Seperti halnya impor gula industri, keputusan impor gula untuk konsumsi rumah tangga diambil dalam rapat koordinasi pada September 2019. Saat itu pemerintah telah memprediksi produksi gula konsumsi bakal menyusut hingga 10 persen menjadi hanya sekitar 2 juta ton karena kemarau panjang 2019. “Banyak tanaman mati dan replanting gagal,” kata Budi.
Pedagang menimbang gula pasir di Pasar Rumput, Jakarta. TEMPO/Tony Hartawan
Dengan begitu, AGI mengkalkulasi, diperlukan tambahan impor sekitar 1,3 juta ton untuk memenuhi kebutuhan gula rumah tangga yang diproyeksikan sebanyak 3,3 juta ton sepanjang 2020. Masalahnya, surat persetujuan impor baru terbit untuk sekitar 112 ribu ton gula pada tahun lalu.
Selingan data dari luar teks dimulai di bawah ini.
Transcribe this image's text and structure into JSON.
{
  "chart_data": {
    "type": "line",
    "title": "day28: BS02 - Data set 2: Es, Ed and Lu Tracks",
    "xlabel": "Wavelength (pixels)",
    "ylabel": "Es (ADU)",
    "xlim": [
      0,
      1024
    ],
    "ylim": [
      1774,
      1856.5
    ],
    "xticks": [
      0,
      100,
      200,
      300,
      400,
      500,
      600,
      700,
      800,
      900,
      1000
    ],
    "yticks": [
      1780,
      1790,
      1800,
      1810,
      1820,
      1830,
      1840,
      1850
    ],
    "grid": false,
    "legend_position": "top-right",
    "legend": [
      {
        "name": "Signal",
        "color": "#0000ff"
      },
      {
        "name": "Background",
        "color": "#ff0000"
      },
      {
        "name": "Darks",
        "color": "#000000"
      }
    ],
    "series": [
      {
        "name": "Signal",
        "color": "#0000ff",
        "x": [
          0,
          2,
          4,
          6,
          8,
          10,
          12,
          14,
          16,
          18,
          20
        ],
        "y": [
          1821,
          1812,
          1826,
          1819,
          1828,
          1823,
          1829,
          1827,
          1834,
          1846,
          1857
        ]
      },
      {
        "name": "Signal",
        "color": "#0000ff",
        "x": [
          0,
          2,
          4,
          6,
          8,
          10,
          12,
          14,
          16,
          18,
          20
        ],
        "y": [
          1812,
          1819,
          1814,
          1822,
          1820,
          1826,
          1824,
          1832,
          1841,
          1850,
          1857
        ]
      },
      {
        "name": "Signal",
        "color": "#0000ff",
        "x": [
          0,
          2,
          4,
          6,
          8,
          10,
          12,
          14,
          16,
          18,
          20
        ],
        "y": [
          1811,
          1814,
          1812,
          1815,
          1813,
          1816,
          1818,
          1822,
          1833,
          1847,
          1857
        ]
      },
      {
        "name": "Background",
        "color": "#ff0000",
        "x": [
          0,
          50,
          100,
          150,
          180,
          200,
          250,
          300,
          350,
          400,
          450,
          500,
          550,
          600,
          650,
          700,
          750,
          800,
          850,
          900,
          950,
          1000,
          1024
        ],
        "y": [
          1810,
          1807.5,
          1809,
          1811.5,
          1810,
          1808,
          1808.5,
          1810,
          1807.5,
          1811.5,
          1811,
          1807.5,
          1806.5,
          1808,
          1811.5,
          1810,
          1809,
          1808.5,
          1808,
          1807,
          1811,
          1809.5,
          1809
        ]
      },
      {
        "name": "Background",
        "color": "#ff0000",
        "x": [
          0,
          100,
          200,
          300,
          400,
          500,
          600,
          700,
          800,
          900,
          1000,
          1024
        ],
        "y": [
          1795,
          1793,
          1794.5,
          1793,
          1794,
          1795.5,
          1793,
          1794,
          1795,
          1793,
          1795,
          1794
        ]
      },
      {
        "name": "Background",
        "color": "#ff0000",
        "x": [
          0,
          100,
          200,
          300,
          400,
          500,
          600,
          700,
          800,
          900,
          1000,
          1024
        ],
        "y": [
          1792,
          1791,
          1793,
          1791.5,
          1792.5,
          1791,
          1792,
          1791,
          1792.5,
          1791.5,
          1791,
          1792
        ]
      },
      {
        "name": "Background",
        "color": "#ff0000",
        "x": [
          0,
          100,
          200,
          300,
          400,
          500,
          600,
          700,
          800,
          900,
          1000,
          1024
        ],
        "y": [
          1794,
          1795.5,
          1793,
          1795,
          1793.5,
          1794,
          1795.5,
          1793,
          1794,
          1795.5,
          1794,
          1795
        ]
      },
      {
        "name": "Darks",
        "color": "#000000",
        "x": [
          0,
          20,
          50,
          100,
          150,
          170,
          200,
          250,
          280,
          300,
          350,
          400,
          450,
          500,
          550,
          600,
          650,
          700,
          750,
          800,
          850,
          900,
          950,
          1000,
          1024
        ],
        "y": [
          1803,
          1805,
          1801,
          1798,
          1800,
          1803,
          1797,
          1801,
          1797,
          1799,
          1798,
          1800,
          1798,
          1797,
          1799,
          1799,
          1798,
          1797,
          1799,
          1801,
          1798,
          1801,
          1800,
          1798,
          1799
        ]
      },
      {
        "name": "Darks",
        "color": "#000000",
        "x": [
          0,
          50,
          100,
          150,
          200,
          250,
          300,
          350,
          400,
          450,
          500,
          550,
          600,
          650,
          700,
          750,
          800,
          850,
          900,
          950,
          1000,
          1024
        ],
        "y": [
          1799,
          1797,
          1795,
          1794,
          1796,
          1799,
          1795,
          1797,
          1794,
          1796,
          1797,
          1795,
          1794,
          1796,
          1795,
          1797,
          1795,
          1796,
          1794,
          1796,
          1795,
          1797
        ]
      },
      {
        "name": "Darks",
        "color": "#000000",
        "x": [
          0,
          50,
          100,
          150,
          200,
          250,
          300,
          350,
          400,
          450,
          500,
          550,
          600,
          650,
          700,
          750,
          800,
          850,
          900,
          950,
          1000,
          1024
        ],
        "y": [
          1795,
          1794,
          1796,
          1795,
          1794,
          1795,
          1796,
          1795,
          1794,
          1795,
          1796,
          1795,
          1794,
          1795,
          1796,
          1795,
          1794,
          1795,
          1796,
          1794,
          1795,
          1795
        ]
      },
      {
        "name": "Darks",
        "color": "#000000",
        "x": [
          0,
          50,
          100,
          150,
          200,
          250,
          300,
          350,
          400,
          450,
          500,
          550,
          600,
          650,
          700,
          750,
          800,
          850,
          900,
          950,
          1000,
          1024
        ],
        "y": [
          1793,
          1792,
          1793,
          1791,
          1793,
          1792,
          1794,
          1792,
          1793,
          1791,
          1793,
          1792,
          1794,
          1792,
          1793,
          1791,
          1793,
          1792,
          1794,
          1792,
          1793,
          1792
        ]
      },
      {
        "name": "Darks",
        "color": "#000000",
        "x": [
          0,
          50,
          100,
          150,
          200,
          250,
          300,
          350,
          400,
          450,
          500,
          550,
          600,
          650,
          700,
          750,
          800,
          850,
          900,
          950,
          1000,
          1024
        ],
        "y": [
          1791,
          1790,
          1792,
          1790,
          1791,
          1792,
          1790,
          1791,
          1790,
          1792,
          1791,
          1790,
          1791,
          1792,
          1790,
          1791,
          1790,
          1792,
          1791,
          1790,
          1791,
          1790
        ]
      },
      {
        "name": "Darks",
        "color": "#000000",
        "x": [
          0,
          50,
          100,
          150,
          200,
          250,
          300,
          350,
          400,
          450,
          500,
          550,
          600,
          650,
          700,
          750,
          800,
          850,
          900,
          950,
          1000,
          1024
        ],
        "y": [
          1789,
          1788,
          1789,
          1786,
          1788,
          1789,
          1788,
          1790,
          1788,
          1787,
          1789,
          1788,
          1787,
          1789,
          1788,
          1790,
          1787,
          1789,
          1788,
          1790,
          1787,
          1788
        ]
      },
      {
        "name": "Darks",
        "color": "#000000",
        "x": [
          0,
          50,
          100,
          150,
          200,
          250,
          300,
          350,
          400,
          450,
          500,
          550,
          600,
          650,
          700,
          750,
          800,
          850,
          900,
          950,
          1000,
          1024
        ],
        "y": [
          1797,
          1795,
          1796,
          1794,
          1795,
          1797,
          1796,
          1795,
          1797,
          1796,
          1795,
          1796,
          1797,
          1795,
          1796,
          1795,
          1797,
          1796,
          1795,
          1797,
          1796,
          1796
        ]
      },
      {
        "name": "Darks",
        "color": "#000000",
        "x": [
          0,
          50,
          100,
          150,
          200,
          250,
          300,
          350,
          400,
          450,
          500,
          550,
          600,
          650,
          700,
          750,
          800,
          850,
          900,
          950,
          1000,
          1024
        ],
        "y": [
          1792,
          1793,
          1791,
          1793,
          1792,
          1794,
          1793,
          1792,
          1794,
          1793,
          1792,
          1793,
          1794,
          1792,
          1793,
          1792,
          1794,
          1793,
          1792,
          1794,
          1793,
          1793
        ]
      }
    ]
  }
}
Sisanya, menurut kabar yang diterima Budi, bakal keluar pada awal 2020. Tapi, hingga pertengahan Februari, belum ada kepastian mengenai rencana ini.
Ihwal perizinan yang mandek di Kementerian Perdagangan, sejumlah pengusaha mendengar kabar bahwa dokumen menumpuk di meja Menteri, belum ditandatangani. Perjalanan Menteri Agus ke luar negeri selama beberapa pekan pada Januari lalu ramai diperbincangkan di kalangan pelaku usaha sebagai penyebabnya. Selepas menunaikan umrah, politikus Partai Kebangkitan Bangsa ini langsung terbang ke Davos, Swiss, untuk menghadiri pertemuan tahunan World Economy Forum pada 21-24 Januari. Agendanya lantas berlanjut dengan kunjungan kerja ke Milan, Italia, pada 24-25 Januari. “Saya mendengar informasi itu,” ucap Danang Girindrawardana.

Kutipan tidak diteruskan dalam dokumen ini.